The Super Bowl halftime show featuring Shakira and Jennifer Lopez left me confused. Some secular reviewers felt the same dilemma. One asked whether the show empowered or objectified women. Good question.
Those who saw it as empowering point to the sensuality of Latina culture. For them, the suggestive lyrics, pole dancing, crotch shots, and simulated sex acts were liberating expressions of Latina femininity. They are proud these two women fully expressed their artistic interpretations of their culture.
Those who saw it as objectifying point to the same behaviors, but draw a different conclusion. For them, the performance communicated a one-dimensional message about how women should be viewed, what makes them popular, and what gets a person on stage in front of 100 million people. In short, to quote an old ad bromide—sex sells.
This is particularly confusing in a culture with an increasing sensitivity to how women are viewed, treated, and often stereotyped. We are being told repeatedly and often not to objectify women. That’s a needed and important message. Then, in the most watched entertainment event of the year, we celebrated doing just that.
But was the performance really a commentary on popular culture? After all, wasn’t it just a show? Does a performance like this really influence how people think?

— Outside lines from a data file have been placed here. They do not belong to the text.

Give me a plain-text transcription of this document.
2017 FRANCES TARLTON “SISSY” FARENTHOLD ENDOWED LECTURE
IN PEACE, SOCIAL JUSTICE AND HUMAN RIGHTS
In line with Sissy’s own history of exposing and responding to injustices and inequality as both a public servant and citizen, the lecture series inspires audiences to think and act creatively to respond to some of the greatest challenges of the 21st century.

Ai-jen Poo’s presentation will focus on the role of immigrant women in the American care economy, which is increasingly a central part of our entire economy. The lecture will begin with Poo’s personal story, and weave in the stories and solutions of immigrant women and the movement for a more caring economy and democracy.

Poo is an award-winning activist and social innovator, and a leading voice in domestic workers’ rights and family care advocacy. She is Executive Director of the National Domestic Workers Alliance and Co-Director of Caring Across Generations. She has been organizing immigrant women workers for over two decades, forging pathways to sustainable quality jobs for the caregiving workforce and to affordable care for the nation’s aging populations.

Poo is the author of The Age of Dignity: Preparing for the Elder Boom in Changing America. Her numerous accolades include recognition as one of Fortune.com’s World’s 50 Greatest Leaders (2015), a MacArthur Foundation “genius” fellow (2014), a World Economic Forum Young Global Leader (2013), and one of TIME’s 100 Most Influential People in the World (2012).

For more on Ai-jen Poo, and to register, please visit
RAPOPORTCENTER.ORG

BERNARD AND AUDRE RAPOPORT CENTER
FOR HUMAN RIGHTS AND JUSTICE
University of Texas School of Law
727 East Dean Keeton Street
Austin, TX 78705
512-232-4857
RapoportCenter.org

One way to answer this is imagining how the show might be seen through the eyes of young girls—like my granddaughters. It would be easy for them to draw these conclusions about what they saw the world celebrating—that’s the kind of women men will watch, that’s the kind of woman I need to be if men are going to notice me, and that’s the kind of behavior that will make me popular—particularly with men.
When viewed through the eyes of young girls, unfortunately, the message communicated wasn’t so confusing after all. Surely, there are better ways to empower young women in all cultures than what we saw on Sunday.